The Orioles are gambling in their contract negotiations with Mickey Tettleton, gambling they can convince him to defer free agency at a time when baseball salaries continue to skyrocket.
Tettleton's agent, Tony Attanasio, said yesterday the club wants the switch-hitting catcher to sign a one-year contract that would enable him to preserve his rights to negotiate on the open market next year.
Attanasio concedes the plan has merit -- certainly for the Orioles, and maybe for Tettleton too. The question now is whether Tettleton will be tempted by a long-term contract offer in the coming weeks.
That scenario appears likely: Philadelphia's Darren Daulton, the other prominent free-agent catcher, already has rejected a three-year, $6.6 million offer from the Phillies.
Still, there are indications the market will be unusually volatile this year, due to a complex set of circumstances that range from the sluggish economy to the enormous collusion damages facing major-league owners.
Though club officials are refusing comment, the Orioles apparently believe Tettleton's value has declined to the point where a lucrative multi-year contract might be out of his range.
Tettleton filed for free agency Sunday, and Attanasio said three of the five clubs he contacted yesterday expressed interest in a player who hit 15 home runs even in an off-year.
Attanasio is prohibited from exchanging contract figures with other clubs until the 15-day filing period ends Nov. 4. But it's clear the Orioles are now willing to engage in a high-stakes game of roulette.
"They're not going to get Mickey Tettleton unless one of two things happens," Attanasio said from his San Diego office. "They overwhelm him with a premium offer for one year, or they offer him a multi-year deal."
The chances of either happening might appear slim, but the Orioles have said from the start they want to keep Tettleton, the only ranking free agent on a team that had the lowest payroll in baseball in 1990.
Tettleton, 30, batted .223 this year, the lowest average among 23 players used primarily at catcher who had a minimum of 300 at-bats. No one statistic, however, accurately reflects his season.
His 160 strikeouts were a record for a switch-hitter, and his .155 average with men in scoring position was the lowest in the majors for players with at least 100 plate appearances in those situations.
Still, his 106 walks were second in the majors, and he reached base often enough to score 68 runs, tops among the 23 catchers. His 15 homers ranked in the top five, his 51 RBIs in the middle.
"I question if they realize what they have here," Attanasio said. "What do you expect a catcher to do? If you start comparing
what other catchers are doing, what other catchers are making, it's irrefutable."
So, if the Orioles are indeed intent on signing Tettleton, they probably will have to increase their one-year offer to the "premium" level suggested by Attanasio, doubling and perhaps tripling the catcher's $750,000 salary.
In effect, the Orioles would be paying Tettleton to sacrifice his free agency for one year. They then could decide if he is truly deserving of a long-term pact, or if they'd be better off with Bob Melvin and rookie Chris Hoiles as their catchers.
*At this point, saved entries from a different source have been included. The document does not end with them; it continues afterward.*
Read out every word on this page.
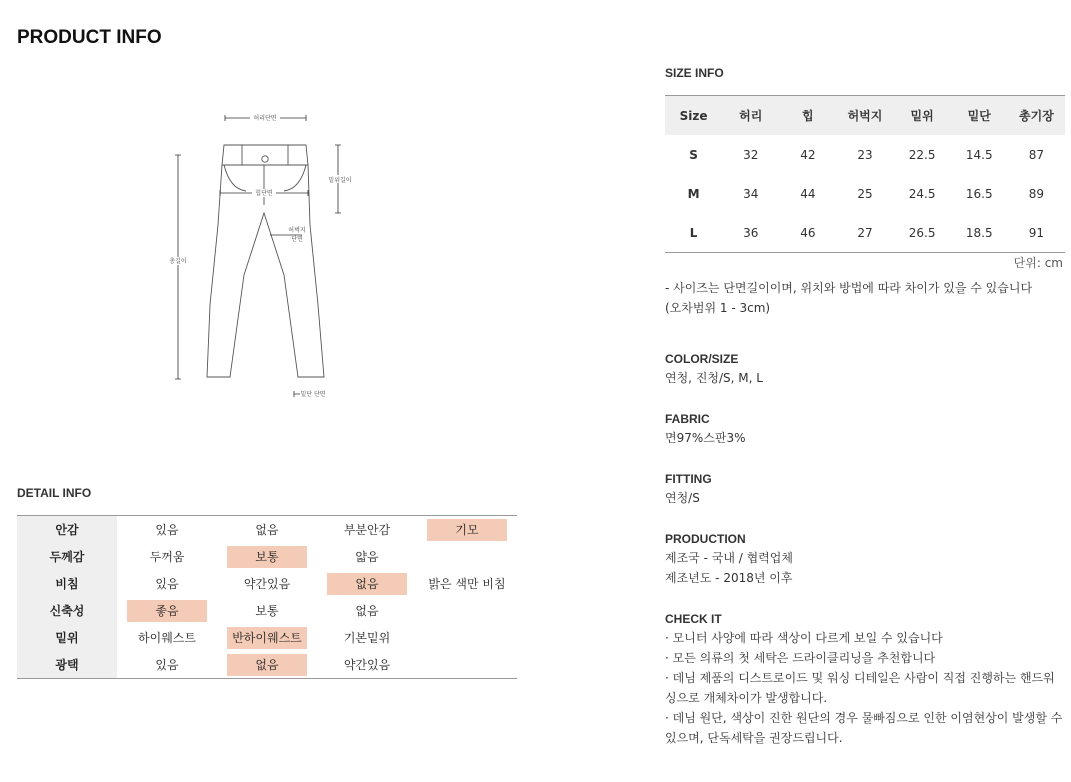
PRODUCT INFO
허리단면
힙단면
밑위길이
허벅지
단면
총길이
밑단 단면
DETAIL INFO
안감	있음	없음	부분안감	기모

두께감	두꺼움	보통	얇음	

비침	있음	약간있음	없음	밝은 색만 비침

신축성	좋음	보통	없음	

밑위	하이웨스트	반하이웨스트	기본밑위	

광택	있음	없음	약간있음	

SIZE INFO
Size	허리	힙	허벅지	밑위	밑단	총기장
S	32	42	23	22.5	14.5	87
M	34	44	25	24.5	16.5	89
L	36	46	27	26.5	18.5	91
단위: cm

- 사이즈는 단면길이이며, 위치와 방법에 따라 차이가 있을 수 있습니다

(오차범위 1 - 3cm)

COLOR/SIZE

연청, 진청/S, M, L

FABRIC

면97%스판3%

FITTING

연청/S

PRODUCTION

제조국 - 국내 / 협력업체

제조년도 - 2018년 이후

CHECK IT
· 모니터 사양에 따라 색상이 다르게 보일 수 있습니다
· 모든 의류의 첫 세탁은 드라이클리닝을 추천합니다
· 데님 제품의 디스트로이드 및 워싱 디테일은 사람이 직접 진행하는 핸드워싱으로 개체차이가 발생합니다.
· 데님 원단, 색상이 진한 원단의 경우 물빠짐으로 인한 이염현상이 발생할 수 있으며, 단독세탁을 권장드립니다.
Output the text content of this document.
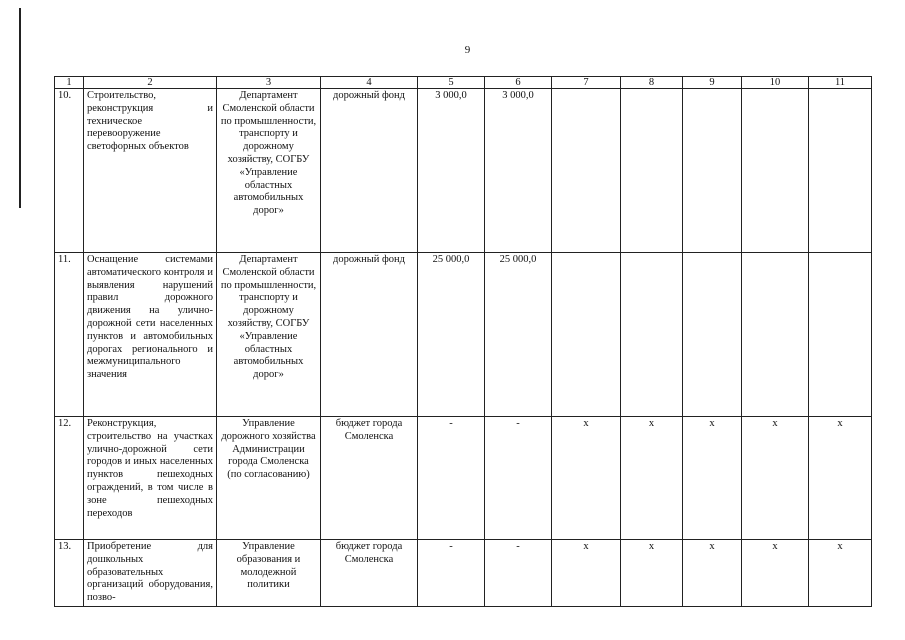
9
1	2	3	4	5	6	7	8	9	10	11
10.	Строительство, реконструкция и техническое перевооружение светофорных объектов	Департамент Смоленской области по промышленности, транспорту и дорожному хозяйству, СОГБУ «Управление областных автомобильных дорог»	дорожный фонд	3 000,0	3 000,0					
11.	Оснащение системами автоматического контроля и выявления нарушений правил дорожного движения на улично-дорожной сети населенных пунктов и автомобильных дорогах регионального и межмуниципального значения	Департамент Смоленской области по промышленности, транспорту и дорожному хозяйству, СОГБУ «Управление областных автомобильных дорог»	дорожный фонд	25 000,0	25 000,0					
12.	Реконструкция, строительство на участках улично-дорожной сети городов и иных населенных пунктов пешеходных ограждений, в том числе в зоне пешеходных переходов	Управление дорожного хозяйства Администрации города Смоленска (по согласованию)	бюджет города Смоленска	-	-	х	х	х	х	х
13.	Приобретение для дошкольных образовательных организаций оборудования, позво-	Управление образования и молодежной политики	бюджет города Смоленска	-	-	х	х	х	х	х
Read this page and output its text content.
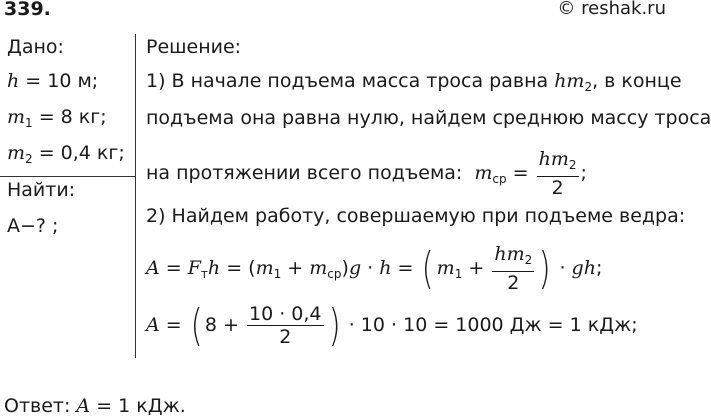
339.	© reshak.ru
Дано:
h = 10 м;
$m_1 = 8$ кг;
$m_2 = 0,4$ кг;
Найти:
A−? ;
Решение:
1) В начале подъема масса троса равна $hm_2$, в конце
подъема она равна нулю, найдем среднюю массу троса
на протяжении всего подъема: $m_{ср} = \frac{hm_2}{2}$ ;
2) Найдем работу, совершаемую при подъеме ведра:
$A = F_тh = (m_1 + m_{ср})g \cdot h$ = ( $m_1 + \frac{hm_2}{2}$ ) · gh;
A = ( $8 + \frac{10 \cdot 0,4}{2}$ ) · 10 · 10 = 1000 Дж = 1 кДж;
Ответ: A = 1 кДж.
"I think it makes good business sense on their part," Attanasio said. "It places in the Orioles' hands many cards that are good. I can't fault that."
But as talks continue, a deadline looms. Tettleton can retain his free agency by signing a one-year deal before the 15-day filing period ends Nov. 4. After that, the Orioles must offer arbitration for the carryover to take place.
The Orioles loathe that process, in which the club submits one salary figure and the player another, with an independent arbitrator picking either 'A' or 'B.' But they might be forced to make the offer in a last-ditch effort to keep Tettleton.
The club's strategy apparently is predicated on speculation that top free agents like Darryl Strawberry will continue drawing sizable contracts while middle-level players like Tettleton are pinched in a period of fiscal restraint.
Such restraint likely would result in Collusion IV, with players again accusing owners of conspiring to hold down free-agent salaries. But it's possible the owners could present legitimate reasons for curbing their spending.
For one thing, many of the players in the free-agent class of 1989 (Mark Davis, Mark Langston, et al) did not prove worthy of long-term investments. Also, the owners soon will be assessed financial damages from Collusion II and then III.
The owners, of course, were found guilty in all three collusion cases, and it's difficult to imagine them making the same mistake again. Still, Attanasio has heard the rumors of a depressed market, and he's preparing for the worst.
"We're not sure they're accurate," he said. "If they aren't and Mickey loses out, that's the nature of the beast. But if they are and there is no market, then we'll have to assume the market is contrived."